Journée internationale des forêts : FOCUS SUR LES ACTIONS DE PROTECTION DES MASSIFS FORESTIERS

A l’instar de la communauté internationale, notre pays a célébré hier la journée internationale des forêts. L’événement était organisé par le ministère de l’Environnement, de l’Assainissement et du Développement durable à travers la direction régionale des Eaux et Forêts du district de Bamako. «Forêt et éducation», tel est l’intitulé du thème de cette année. La cérémonie a eu lieu dans l’enceinte de l’Institut de formation agro-sylvo-pastorale de Bamako (IFAB), sous la présidence du directeur régional des Eaux et Forêts, le commandant Ousmane Sidibé. Étaient présents, le représentant du maire de la Commune VI, Dramane Coulibaly, le promoteur de l’institut, Mamadou Bathily, le chef de cantonnement des Eaux et Forêts de la rive gauche, le capitaine Ahmed Mohamed Moctar et de nombreux agents de la structure.
«La forêt est tout pour l’être humain, car elle consacre la vie», a indiqué le directeur régional des Eaux et Forêts du district de Bamako, au début de son allocution. Pour lui, les forestiers mènent un des métiers les plus nobles. Se référant au thème international de la journée, il a estimé que si la gestion des forêts se situe dans le cadre du développement durable, il est utile de former les jeunes sur ses avantages et ses enjeux. «D’où le choix de cette école agro-sylvo-pastorale», a-t-il précisé.

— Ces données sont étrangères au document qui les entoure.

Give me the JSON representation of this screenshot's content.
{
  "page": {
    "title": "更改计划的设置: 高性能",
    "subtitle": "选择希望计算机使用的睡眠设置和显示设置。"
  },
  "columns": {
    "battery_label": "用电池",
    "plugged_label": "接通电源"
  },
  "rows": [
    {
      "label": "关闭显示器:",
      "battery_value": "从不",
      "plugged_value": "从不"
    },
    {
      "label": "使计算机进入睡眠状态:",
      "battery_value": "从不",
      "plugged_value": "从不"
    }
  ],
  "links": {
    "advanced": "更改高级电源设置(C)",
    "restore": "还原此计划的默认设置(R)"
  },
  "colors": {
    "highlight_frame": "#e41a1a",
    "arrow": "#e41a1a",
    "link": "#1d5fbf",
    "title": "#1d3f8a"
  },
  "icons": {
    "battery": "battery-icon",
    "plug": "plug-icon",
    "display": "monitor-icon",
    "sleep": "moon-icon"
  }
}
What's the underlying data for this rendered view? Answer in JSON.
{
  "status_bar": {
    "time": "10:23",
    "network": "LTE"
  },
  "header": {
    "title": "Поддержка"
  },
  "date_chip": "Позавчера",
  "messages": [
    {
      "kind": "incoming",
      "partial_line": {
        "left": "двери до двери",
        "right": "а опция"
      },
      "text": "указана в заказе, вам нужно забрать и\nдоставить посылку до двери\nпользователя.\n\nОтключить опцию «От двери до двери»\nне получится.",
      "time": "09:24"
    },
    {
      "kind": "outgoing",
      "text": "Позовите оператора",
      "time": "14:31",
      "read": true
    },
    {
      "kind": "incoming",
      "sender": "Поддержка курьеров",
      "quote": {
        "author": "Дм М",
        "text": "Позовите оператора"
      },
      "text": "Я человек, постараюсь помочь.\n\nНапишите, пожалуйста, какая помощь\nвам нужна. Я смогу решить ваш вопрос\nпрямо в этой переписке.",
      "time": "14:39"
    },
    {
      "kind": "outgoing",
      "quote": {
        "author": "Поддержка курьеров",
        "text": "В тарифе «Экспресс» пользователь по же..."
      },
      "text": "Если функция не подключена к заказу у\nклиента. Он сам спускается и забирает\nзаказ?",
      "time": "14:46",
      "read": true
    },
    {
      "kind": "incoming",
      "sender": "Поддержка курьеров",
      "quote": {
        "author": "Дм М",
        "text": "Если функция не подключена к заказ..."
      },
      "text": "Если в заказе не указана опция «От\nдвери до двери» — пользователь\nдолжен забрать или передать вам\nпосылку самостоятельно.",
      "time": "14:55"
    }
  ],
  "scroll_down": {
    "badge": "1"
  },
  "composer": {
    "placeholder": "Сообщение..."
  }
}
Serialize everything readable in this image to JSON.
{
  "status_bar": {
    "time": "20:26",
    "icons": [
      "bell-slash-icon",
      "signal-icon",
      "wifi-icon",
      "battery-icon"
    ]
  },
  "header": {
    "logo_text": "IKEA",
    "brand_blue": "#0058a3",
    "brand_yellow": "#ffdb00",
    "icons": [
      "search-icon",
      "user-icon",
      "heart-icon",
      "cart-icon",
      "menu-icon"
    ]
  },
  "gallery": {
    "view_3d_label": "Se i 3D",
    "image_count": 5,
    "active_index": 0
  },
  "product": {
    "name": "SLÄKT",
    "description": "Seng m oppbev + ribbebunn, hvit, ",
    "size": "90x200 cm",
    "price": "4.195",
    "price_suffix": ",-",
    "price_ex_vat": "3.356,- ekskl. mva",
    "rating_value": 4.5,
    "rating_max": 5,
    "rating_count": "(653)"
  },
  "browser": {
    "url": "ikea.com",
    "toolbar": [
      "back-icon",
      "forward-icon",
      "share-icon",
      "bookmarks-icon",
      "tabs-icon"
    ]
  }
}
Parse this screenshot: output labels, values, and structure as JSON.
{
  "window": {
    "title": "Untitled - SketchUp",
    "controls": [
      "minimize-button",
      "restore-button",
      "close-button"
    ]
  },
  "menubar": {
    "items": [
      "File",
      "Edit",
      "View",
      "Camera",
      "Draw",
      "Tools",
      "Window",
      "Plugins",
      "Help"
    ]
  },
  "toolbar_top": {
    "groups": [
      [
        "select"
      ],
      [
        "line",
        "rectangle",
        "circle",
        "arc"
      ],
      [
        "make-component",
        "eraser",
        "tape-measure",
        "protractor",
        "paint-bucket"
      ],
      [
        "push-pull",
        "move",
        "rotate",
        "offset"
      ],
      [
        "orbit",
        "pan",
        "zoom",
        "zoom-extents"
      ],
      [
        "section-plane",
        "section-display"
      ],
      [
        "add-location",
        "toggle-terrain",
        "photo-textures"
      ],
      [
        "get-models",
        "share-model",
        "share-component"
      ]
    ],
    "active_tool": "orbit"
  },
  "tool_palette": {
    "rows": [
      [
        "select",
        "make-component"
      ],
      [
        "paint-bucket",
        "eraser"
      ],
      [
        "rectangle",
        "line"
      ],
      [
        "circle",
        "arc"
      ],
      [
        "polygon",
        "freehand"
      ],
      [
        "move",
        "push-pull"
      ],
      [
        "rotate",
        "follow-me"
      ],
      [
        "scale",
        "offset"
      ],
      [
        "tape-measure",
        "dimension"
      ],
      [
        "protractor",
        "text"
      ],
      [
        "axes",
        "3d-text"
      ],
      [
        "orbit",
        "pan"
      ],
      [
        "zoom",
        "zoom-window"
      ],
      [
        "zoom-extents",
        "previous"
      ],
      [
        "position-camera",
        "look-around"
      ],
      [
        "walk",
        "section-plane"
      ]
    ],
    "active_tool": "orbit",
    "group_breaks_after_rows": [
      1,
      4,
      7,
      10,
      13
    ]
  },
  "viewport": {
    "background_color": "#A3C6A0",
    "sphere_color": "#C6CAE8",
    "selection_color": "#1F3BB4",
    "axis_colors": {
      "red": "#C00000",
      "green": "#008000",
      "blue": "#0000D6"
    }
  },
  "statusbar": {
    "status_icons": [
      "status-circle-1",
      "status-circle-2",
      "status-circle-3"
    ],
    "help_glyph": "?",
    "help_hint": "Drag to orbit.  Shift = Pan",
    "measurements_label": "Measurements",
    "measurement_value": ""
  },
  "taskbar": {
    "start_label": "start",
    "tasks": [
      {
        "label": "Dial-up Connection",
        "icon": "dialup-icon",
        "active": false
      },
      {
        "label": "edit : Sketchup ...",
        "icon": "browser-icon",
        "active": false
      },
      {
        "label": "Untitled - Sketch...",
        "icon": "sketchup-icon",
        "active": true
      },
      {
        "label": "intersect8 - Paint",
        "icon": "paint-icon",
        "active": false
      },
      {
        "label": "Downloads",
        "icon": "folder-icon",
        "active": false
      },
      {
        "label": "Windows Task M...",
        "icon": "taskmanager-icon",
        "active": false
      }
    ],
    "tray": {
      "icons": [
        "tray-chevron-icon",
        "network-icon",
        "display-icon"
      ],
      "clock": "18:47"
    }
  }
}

Par ailleurs, Ousmane Sidibé a ajouté que le domaine des Eaux et Forêts est notamment confronté à certaines difficultés qui sont, entre autres, les feux de brousse (6 millions d’hectares consumés en 2018), la coupe abusive du bois sans plan d’aménagement, la pauvreté endémique en milieu rural, la course vers le foncier rural, l’exploitation minière, notamment l’orpaillage traditionnel qui se révèle être une activité très destructrice du couvert forestier. Il a, en outre, invité l’Etat à accorder plus de considération au secteur, particulièrement au recrutement du personnel.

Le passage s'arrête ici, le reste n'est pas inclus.